Foreign diplomats, including US Secretary of State Rex Tillerson, have called what Myanmar's military is doing to the Rohingya ethnic cleansing
, a charge that its leadership and the country's defacto ruler Aung San Suu Kyi deny.
However, the Vatican said the trip -- the first ever by a sitting Pontiff -- was organized before the refugee crisis occurred, and was never considered a "refugee trip," like the Pope's visit to the Greek island of Lesbos last year.
"This was about diplomatic relations," said Greg Burke, the director of the Holy See Press Office and the Vatican's spokesperson. He spoke to reporters in Yangon on Wednesday after the Pope gave Mass to a crowd of 150,000 worshipers
"This trip could be summed up in one word, not the word you are thinking ... it's unity," Burke said. The other word he was referring to was "Rohingya," which activists had hoped he would utter while he was on Burmese soil as a sign of support for the persecuted minority.
One word to describe the trip
Since August, fighting between Muslim militants and the Myanmar military has prompted a mass exodus of Rohingya Muslims from their villages and camps in southwestern Rakhine State into neighboring Bangladesh. Once in the relative safety of the border camps, the refugees have described systematic rape, murder and the razing of their homes and villages at the hands of the Myanmar military.
Aung San Suu Kyi has only ever used the term "Rohingya" publicly when referring to the Arakan Rohingya Salvation Army or ARSA, the militant group active in the region
that the government holds responsible for the current conflict.
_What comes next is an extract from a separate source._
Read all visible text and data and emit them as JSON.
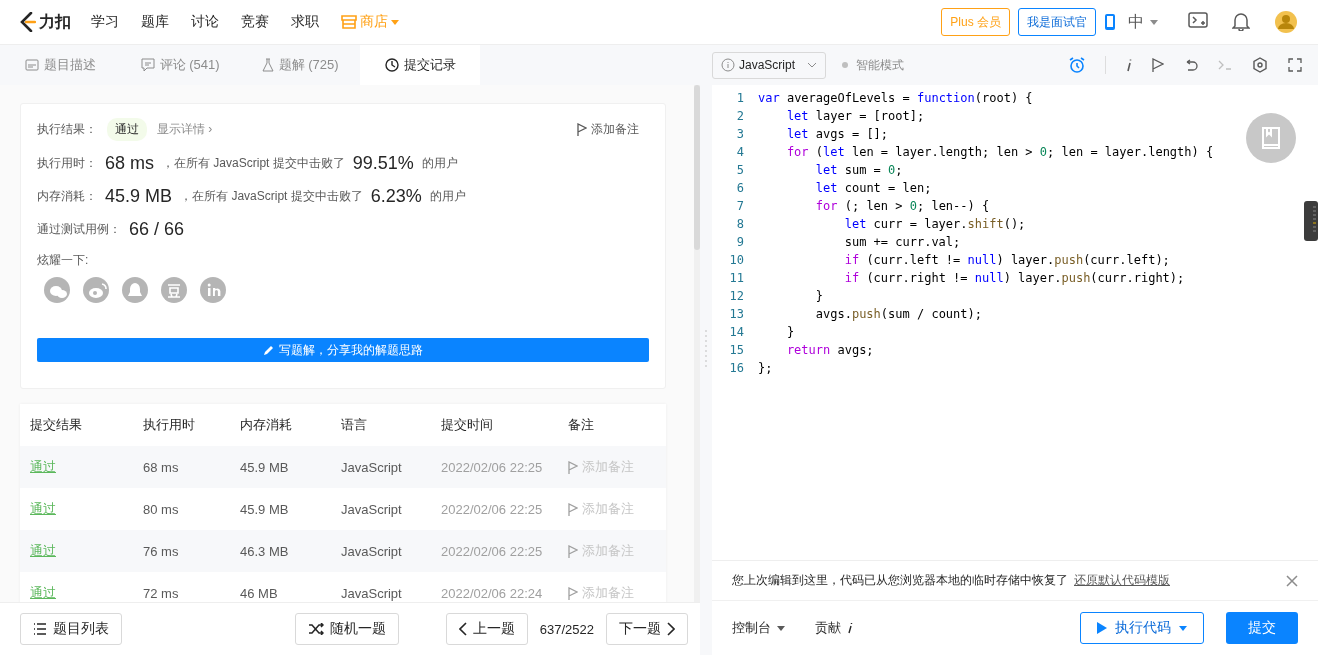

The majority of Burmese don't consider the Rohingya to be citizens of Myanmar
, referring to them as "Bengalis," a slur term that is often used as shorthand for illegal immigrants. The Pope's cardinal in Myanmar had advised him not to use the term.
Pope 'not afraid of minefields'
Burke said the Pope, who has in the past referred to the "persecution of our Rohingya brothers and sisters," cannot be questioned on his moral authority because of things he didn't say publicly.
"The Pope himself won't tell you what happens in private conversations. They remain private. Having said that, if you watched the Pope, he is a very free man," Burke said.
"Diplomacy by its nature is debatable. If you watch how the Pope moves, he is not afraid of minefields. Whether in the DRC (Democratic Republic of Congo) or not literal minefields, more diplomatic. The trip was on and it remained on. And he is happy to be here."
Pope Francis will have spent three days in Myanmar before traveling to Bangladesh on Thursday. There, in the capital of Dhaka, he is expected to meet a small group of Rohingya refugees. The last pope to visit Bangladesh was Pope John Paul II in 1986.
During Wednesday's Mass, Pope Francis focused his sermon on "healing," urging "forgiveness and compassion."
"I know that many in Myanmar bear the wounds of violence, wounds both visible and invisible," he told the crowd. "We think that healing can come from anger and revenge. Yet the way of revenge is not the way of Jesus."
On Thursday, he conducted mass with for a congregation of young people in St Mary's Cathedral in Yangon, before departing for Bangladesh, where he's expected to meet with Rohingya refugees.
"I find it very hard to say the moral authority of the Pope is diminished. People don't expect him to solve impossible problems," Burke said. "You'll see him go ahead and you can criticize what he said, what was not said, but his moral authority is not questioned here."